There is also the matter of differing styles of writing. Thomas is experienced enough to have realised that not all writers are minimalists, and therefore paring every sentence to the bone will not be a fruitful exercise for some. While all can benefit from considering whether their words are pulling their weight, effect-wise, there’s no use trying to edit yourself to this:


if your natural style is something more like this:

Carnevale di Venezia - 2010

No prizes will be offered for guessing at which end of the continuum I frolic.

The part of the book which I enjoyed the most, which has stayed with me the longest, and which I think for me at least is the most challenging, is a relatively short section near the end of this book (not counting appendices, notes etc etc).

It deals with the concept of the thematic question – the big universal question with which your story deals (although, please note, rarely answers). What is the nature of power? What is love? What is truth? What does it mean to be human? and so forth.
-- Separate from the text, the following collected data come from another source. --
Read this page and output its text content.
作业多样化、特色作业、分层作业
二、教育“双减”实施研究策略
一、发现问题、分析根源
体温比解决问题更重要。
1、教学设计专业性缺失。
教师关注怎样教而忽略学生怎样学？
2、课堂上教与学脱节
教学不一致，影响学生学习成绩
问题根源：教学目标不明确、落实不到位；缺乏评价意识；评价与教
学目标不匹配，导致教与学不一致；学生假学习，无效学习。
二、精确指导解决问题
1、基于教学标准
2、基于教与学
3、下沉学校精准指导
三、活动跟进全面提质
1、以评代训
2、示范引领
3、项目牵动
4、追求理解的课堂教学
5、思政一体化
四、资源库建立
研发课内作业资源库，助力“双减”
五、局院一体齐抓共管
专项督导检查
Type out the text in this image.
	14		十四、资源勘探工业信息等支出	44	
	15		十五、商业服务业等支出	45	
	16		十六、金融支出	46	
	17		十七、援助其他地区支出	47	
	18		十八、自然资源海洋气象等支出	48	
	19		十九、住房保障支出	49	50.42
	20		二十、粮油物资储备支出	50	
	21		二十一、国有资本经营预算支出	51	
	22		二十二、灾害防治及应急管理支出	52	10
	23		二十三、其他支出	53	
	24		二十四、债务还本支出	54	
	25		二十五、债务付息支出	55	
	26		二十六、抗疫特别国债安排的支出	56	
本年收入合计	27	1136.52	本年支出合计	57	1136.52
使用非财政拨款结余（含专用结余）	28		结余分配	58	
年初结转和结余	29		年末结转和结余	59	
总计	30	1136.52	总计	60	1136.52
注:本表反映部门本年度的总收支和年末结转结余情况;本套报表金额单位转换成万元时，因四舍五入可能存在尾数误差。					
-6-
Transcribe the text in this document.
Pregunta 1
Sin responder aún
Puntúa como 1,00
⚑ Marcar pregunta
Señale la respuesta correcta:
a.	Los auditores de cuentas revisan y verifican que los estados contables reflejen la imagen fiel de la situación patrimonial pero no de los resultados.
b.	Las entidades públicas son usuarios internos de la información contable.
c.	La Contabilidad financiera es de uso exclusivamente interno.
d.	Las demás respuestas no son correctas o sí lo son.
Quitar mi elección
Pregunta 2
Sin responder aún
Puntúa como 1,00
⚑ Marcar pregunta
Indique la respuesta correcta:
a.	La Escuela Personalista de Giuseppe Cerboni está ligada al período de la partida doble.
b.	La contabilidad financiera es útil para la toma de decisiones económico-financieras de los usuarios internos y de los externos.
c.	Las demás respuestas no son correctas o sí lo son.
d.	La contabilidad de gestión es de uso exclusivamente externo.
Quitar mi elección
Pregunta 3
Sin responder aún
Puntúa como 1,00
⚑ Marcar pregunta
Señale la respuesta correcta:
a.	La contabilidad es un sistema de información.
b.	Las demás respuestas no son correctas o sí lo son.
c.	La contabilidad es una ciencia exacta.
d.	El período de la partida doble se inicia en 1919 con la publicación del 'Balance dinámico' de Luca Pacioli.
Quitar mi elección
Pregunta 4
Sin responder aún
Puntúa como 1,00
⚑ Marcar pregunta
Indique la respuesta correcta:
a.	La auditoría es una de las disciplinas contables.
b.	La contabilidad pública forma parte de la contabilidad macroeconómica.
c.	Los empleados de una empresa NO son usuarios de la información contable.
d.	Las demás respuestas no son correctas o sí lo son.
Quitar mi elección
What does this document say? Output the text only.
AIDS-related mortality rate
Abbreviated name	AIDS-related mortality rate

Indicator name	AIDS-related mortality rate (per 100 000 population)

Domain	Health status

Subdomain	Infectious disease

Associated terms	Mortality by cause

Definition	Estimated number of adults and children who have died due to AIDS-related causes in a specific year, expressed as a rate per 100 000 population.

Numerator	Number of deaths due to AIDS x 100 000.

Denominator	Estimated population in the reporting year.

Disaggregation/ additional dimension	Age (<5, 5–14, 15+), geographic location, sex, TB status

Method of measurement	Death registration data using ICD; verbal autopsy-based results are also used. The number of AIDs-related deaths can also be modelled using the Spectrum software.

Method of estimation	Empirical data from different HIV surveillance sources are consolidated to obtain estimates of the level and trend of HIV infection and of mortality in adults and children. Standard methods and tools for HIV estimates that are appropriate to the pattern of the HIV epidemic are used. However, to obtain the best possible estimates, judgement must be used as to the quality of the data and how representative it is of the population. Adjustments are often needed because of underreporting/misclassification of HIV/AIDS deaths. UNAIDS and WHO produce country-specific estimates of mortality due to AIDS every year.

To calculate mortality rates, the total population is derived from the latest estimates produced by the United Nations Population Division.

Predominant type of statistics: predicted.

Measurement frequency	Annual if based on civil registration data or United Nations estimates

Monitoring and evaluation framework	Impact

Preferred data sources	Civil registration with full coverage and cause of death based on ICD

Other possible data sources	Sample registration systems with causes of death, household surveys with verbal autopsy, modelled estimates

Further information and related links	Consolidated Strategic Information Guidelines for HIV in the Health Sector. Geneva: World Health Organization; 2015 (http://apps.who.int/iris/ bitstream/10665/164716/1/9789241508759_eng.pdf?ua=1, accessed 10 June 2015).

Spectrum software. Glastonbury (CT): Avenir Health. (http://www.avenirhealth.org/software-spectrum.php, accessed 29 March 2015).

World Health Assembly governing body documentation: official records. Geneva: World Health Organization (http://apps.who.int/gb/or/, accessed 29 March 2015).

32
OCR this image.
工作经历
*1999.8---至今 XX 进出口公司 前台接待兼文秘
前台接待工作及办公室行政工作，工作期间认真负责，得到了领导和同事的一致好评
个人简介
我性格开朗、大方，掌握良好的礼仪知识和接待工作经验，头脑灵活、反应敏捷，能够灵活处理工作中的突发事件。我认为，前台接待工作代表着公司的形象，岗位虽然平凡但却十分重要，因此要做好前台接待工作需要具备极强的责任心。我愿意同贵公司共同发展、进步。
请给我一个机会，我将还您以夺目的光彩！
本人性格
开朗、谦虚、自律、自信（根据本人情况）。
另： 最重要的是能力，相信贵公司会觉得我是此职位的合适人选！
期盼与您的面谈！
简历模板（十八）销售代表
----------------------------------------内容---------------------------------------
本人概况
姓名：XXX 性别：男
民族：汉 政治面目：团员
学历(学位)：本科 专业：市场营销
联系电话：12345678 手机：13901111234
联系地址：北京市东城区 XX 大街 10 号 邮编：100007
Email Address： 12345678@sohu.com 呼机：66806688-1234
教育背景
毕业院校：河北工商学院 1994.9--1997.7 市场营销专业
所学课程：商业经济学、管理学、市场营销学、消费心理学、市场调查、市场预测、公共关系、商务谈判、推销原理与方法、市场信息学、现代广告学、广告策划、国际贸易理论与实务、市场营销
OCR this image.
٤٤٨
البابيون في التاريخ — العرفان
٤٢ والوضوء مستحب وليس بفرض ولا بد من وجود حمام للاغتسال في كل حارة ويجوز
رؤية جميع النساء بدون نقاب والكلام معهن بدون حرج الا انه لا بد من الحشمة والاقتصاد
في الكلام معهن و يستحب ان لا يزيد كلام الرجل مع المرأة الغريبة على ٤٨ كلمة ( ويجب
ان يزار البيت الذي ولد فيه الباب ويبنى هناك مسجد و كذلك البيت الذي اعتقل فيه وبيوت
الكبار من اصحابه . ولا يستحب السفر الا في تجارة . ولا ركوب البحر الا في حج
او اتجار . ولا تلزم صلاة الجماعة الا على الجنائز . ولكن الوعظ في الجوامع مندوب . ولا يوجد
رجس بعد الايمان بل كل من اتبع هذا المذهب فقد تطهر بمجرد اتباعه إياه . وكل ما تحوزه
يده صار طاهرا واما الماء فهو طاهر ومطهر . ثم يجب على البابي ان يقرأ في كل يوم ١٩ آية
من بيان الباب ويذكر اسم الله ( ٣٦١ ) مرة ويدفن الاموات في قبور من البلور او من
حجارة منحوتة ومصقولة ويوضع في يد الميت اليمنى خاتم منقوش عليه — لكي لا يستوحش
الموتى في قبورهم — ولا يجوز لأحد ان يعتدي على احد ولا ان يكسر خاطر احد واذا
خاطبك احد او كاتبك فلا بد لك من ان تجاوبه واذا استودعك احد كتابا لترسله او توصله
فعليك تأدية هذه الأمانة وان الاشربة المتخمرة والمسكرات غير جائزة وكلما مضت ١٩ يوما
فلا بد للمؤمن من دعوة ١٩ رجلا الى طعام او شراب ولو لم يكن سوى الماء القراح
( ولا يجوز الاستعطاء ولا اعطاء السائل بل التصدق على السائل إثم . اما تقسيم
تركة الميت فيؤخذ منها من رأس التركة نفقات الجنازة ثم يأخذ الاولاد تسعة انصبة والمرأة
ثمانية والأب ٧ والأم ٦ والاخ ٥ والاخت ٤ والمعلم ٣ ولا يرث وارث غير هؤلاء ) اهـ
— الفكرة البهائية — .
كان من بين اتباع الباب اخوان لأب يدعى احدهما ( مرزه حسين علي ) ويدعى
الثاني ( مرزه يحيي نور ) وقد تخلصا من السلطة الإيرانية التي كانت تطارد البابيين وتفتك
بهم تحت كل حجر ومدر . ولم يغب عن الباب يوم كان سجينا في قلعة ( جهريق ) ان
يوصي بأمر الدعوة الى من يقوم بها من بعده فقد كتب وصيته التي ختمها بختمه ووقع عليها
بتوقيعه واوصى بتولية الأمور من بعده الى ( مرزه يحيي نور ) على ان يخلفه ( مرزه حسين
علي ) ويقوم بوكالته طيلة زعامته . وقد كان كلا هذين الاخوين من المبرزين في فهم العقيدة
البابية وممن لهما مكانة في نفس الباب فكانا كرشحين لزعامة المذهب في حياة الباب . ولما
Then, as with her students, she sets the challenge of boiling it all down to one word – a seed word, as she calls it – which encapsulates the thematic elements of the story and resonates through it in all manner of ways.

my name on a grain of rice!

It is, she admits, not an easy exercise – she suggests practising on other people’s novels – but once you find the word for the work it is enormously exciting and enlivening and helps you keep your story on track – because now you know, right deep down at the heart of it, what it is about.

Plus, as she points out, it’s much handier for fielding the question at parties: “what’s your book about?”

Disclaimer: no-one gave me a copy to review, nor did I part with my hard-earned for it. I borrowed a copy from the library. You may consider that this makes me a Scrooge who won’t support her fellow artists; I consider that this makes me an unbiased reviewer.